127 in base 2 is 01111111, and 128 is 10000000. You can’t go from a perceived black pixel to a perceived white pixel by only changing the last bit, so the maximum difference in class probability that you can obtain by only changing the least significant bit is zero.
- Zac Hatfield-Dodds 12 Nov 2021 3:59 UTC
  3 points
  Parent
  I note that this seems pretty strongly disanalogous to any kind of safety proof we care about, and doesn’t generalise to any reasoning about nonzero sensitivity. That said your assumptions seem fair to me, and I’d be happy to pay out the prize if this actually works.
  - Maxwell 13 Nov 2021 12:04 UTC
    3 points
    Parent
    Yes, I’m aware of that, I tried to find a better proof but failed. Attempts based on trying to compute the maximum possible change (instead of figuring out how to get a desired change) are doomed. Changing the last bit isn’t an infinitesimal change, so using calculus to compute the maximum derivative won’t work. EfficientNets use swish activations, not ReLUs, which aren’t locally linear, so we will have to deal with the chaotic dynamics that show up whenever non-linear functions are iteratively applied. The sigmoid inside the swish does eventually saturate because of floating-point arithmetic, making it effectively locally linear, but then we have to deal with the details of the exact binary representations.

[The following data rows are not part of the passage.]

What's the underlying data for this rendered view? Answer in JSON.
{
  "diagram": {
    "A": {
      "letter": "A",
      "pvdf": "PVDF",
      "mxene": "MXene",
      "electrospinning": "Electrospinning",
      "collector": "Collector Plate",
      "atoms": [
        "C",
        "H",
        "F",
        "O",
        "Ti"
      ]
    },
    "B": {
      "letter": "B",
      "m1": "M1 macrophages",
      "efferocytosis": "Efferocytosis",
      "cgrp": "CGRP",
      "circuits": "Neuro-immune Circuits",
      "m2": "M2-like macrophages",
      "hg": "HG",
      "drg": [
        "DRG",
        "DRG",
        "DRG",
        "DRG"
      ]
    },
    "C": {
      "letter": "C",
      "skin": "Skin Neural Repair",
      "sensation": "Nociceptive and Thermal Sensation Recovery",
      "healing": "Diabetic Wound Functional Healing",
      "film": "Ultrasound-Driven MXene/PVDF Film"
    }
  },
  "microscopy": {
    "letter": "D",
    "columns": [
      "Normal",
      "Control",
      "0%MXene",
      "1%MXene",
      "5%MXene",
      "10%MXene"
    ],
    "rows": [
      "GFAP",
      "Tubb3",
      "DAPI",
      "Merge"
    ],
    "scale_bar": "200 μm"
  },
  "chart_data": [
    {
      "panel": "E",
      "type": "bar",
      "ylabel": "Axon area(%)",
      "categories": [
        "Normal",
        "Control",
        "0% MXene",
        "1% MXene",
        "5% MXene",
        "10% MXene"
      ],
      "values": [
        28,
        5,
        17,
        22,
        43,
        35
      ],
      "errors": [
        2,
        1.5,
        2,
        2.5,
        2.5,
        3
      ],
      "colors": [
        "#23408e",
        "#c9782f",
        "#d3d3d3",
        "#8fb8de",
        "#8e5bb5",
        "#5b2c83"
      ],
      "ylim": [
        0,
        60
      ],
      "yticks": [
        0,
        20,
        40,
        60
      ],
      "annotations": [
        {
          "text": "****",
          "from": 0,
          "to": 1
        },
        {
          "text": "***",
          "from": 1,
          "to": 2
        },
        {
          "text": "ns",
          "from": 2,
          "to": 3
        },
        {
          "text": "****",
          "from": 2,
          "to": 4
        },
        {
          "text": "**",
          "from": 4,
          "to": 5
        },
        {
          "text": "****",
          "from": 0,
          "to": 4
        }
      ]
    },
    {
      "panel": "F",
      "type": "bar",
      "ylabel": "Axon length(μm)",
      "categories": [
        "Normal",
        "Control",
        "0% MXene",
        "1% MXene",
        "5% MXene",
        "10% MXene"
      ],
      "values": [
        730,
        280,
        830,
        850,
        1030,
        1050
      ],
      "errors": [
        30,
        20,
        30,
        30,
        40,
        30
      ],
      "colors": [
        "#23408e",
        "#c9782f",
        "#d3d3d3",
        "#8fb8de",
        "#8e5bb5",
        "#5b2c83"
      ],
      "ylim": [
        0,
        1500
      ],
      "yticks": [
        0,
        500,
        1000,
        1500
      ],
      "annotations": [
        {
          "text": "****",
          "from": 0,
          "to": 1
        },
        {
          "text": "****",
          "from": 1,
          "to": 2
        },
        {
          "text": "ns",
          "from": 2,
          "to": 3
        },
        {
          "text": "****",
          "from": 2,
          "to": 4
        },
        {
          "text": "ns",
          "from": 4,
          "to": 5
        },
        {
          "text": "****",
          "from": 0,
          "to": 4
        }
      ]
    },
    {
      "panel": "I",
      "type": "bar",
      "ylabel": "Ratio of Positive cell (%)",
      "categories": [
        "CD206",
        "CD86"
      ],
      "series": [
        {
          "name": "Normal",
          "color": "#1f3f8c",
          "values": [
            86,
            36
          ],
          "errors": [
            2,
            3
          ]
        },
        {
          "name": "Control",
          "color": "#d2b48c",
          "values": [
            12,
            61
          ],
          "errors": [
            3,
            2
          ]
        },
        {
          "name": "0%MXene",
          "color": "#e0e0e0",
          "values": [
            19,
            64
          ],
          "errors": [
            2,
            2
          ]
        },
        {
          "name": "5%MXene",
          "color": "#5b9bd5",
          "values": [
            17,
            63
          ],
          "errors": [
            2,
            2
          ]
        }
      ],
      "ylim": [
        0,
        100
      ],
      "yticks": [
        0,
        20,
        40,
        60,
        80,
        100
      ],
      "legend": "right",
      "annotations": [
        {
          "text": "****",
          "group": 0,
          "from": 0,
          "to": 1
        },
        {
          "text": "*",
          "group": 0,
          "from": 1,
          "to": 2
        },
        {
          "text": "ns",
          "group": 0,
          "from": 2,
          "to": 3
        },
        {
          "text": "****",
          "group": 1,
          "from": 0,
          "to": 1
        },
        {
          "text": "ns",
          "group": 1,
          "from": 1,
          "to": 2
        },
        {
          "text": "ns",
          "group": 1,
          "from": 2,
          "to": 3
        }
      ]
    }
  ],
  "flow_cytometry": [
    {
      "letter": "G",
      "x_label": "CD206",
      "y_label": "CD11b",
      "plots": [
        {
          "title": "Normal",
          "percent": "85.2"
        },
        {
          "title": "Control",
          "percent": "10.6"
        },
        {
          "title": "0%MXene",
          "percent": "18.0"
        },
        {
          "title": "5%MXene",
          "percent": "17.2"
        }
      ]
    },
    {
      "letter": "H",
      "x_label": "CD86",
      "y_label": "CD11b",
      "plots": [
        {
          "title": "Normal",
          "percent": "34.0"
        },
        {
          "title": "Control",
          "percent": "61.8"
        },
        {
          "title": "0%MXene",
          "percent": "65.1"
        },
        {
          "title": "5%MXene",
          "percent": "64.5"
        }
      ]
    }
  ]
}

    There might be another solution, though: the softmax is the n-input generalization of the sigmoid, so it can also saturate to exact 0s and 1s. We could try to overfit a network using a very high learning rate so that for one randomly generated but fixed image it predicts some class with 100% certainty and given the same image with some pixel changed it predicts another class with also 100% certainty. Then, if this works, we could try training it on MNIST, adding the two original images to every mini-batch with a loss multiplier much greater than for the regular samples. That way the answer to your question becomes 1.
    If nobody comes up with anything better, when I get some free time I will try to implement the binarization approach and then I will send you the code.
    - Zac Hatfield-Dodds 13 Nov 2021 22:22 UTC
      1 point
      Parent
      Sure, just remember that an experimental demonstration isn’t enough—“Your proof must not include executing the model, nor equivalent computations”.